I am keenly aware of all this, and also of the difficulty in reckoning time when seen from the other side. But, making every allowance for this, the information upon the point has been so detailed, and has reached me from so many entirely independent sources, that I have been forced to take it seriously, and to think that some great watershed of human experience may be passed within a few years — the greatest, we are told, that our long-suffering race has yet encountered.

People who have not gone into the subject may well ask: "But what do you get out of it? How are you the better?" We can only answer that all life has changed to us since this definite knowledge has come. No longer are we shut in by death. We are out of the valley and up on the ridge, with vast clear vistas before us.

Why should we fear a death which we know for certain is the doorway to unutterable happiness?

Why should we fear our dear ones' death if we can be so near to them afterwards?

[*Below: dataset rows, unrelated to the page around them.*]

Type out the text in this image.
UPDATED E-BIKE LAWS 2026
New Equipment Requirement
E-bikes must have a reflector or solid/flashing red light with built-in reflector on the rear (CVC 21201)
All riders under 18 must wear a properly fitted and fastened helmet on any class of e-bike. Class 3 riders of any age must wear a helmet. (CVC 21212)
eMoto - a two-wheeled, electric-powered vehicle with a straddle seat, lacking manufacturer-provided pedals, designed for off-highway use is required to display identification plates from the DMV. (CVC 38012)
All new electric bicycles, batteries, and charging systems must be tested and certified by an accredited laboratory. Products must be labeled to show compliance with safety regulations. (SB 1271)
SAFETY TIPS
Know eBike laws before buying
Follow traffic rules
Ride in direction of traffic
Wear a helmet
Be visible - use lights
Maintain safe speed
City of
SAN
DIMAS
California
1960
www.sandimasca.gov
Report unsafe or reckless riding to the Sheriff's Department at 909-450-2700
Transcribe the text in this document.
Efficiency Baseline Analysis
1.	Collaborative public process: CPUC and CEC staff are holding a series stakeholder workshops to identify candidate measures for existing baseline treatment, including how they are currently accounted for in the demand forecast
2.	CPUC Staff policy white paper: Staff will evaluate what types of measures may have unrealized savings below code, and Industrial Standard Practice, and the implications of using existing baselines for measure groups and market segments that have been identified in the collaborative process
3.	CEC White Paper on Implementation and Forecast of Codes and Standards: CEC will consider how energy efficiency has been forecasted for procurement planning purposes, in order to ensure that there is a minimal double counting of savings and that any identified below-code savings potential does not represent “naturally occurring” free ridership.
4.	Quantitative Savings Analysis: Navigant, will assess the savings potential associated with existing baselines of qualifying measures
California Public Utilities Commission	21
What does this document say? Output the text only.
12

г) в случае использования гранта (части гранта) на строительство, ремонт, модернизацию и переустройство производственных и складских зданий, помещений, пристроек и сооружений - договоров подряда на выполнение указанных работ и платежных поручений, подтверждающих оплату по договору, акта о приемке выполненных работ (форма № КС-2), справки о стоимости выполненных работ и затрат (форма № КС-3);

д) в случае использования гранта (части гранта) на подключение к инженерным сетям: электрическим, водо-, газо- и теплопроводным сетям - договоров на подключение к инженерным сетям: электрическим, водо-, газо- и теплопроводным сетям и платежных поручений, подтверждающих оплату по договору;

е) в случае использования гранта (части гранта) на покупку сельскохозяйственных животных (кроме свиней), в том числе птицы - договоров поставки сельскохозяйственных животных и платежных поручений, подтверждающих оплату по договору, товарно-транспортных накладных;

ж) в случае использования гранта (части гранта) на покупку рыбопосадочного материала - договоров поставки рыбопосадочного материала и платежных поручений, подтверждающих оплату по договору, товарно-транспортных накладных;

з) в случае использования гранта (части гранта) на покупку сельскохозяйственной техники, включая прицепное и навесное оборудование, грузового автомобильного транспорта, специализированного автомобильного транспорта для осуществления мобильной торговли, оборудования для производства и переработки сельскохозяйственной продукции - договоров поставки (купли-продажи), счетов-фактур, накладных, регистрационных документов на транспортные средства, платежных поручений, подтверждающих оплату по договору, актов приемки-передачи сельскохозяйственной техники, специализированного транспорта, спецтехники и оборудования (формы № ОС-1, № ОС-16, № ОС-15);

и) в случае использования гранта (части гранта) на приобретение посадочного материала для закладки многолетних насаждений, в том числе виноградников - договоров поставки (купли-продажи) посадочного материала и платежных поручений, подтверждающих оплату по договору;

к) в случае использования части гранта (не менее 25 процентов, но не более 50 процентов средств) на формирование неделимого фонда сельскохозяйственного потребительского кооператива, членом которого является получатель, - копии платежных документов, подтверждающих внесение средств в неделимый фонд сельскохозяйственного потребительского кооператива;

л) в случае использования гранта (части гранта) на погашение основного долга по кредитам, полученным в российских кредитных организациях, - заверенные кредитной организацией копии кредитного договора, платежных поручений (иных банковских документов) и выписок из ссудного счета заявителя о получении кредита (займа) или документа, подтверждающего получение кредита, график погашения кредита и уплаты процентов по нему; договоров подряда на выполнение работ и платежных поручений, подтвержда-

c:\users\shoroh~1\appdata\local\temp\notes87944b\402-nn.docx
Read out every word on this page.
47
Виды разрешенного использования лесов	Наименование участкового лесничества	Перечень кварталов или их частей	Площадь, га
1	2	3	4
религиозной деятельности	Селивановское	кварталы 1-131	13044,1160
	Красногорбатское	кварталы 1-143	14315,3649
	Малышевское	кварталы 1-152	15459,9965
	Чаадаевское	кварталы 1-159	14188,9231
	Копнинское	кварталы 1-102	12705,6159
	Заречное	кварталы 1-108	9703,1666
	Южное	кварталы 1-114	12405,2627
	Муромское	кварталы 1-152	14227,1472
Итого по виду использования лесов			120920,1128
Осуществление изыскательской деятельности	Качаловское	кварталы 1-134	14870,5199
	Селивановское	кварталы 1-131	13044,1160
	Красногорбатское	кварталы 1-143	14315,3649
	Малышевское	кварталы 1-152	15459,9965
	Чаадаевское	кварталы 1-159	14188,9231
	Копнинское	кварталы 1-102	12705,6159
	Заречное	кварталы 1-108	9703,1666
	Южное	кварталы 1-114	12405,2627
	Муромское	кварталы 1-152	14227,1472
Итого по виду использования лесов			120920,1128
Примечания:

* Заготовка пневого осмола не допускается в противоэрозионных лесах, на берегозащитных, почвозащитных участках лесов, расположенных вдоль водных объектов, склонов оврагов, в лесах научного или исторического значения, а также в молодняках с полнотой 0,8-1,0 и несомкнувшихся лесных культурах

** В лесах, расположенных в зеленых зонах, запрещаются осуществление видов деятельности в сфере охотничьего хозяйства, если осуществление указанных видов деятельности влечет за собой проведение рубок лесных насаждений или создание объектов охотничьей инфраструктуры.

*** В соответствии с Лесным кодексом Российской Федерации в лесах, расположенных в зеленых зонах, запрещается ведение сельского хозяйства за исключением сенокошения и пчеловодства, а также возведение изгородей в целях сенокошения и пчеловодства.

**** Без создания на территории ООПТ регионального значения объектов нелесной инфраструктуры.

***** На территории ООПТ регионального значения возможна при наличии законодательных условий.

Am I not far nearer to my son than if he were alive and serving in that Army Medical Service which would have taken him to the ends of the earth? There is never a month, often never a week, that I do not commune with him. Is it not evident that such facts as these change the whole aspect of life, and turn the grey mist of dissolution into a rosy dawn?

You may say that we have already all these assurances in the Christian revelation. It is true, and that is why we are not anti-Christians so long as Christianity is the teaching of the humble Christ and not of his arrogant representatives.

Every form of Christianity is represented in our ranks, often by clergymen of the various denominations. But there is nothing precise in the definitions of the other world as given in the holy writings. The information we have depicts a heaven of congenial work and of congenial play, with every mental and physical activity of life carried on to a higher plane — a heaven of art, of science, of intellect, of organisation, of combat with evil, of home circles, of flowers, of wide travel, of sports, of the mating of souls, of complete harmony. This is what our "dead" friends describe.

On the other hand we hear from them, and sometimes directly, of the hells, which are temporary spheres of purification. We hear of the mists, the darkness, the aimless wanderings, the mental confusion, the remorse.

"Our condition is horrible," wrote one of them to me recently at a séance. These things are real and vivid and provable to us. That is why we are an enormous force for the resuscitation of true religion, and why the clergy take a heavy responsibility when they oppose us.

The final result upon scientific thought is unthinkable, save that the sources of all force would be traced rather to spiritual than to material causes.

In religion one can perhaps see a little more clearly. Theology and dogma would disappear.

People would realise that such questions as the number of persons in God, or the process of Christ's birth, have no bearing at all upon the development of man's spirit, which is the sole object of life.

All religions would be equal, for all alike produce gentle, unselfish souls who are God's elect. Christian, Jew, Buddhist and Mohammedan would shed their distinctive doctrines, follow their own high teachers on a common path of morality, and forget all that antagonism which has made religion a curse rather than a blessing to the world. We shall be in close touch with other-world forces and knowledge will supersede that faith which has in the past planted a dozen different signposts to point in as many different directions.

Such will be the future, so far as I can dimly see it, and all this will spring from the seed which now we tend and water amid the cold blasts of a hostile world.

  1. Rescue circles are those séances where undeveloped spirits return in order to seek the advice and teaching of living men and women who are above them in spiritual knowledge. A typical rescue circle is described in my "Wanderings of a Spiritualist." — A. C. D.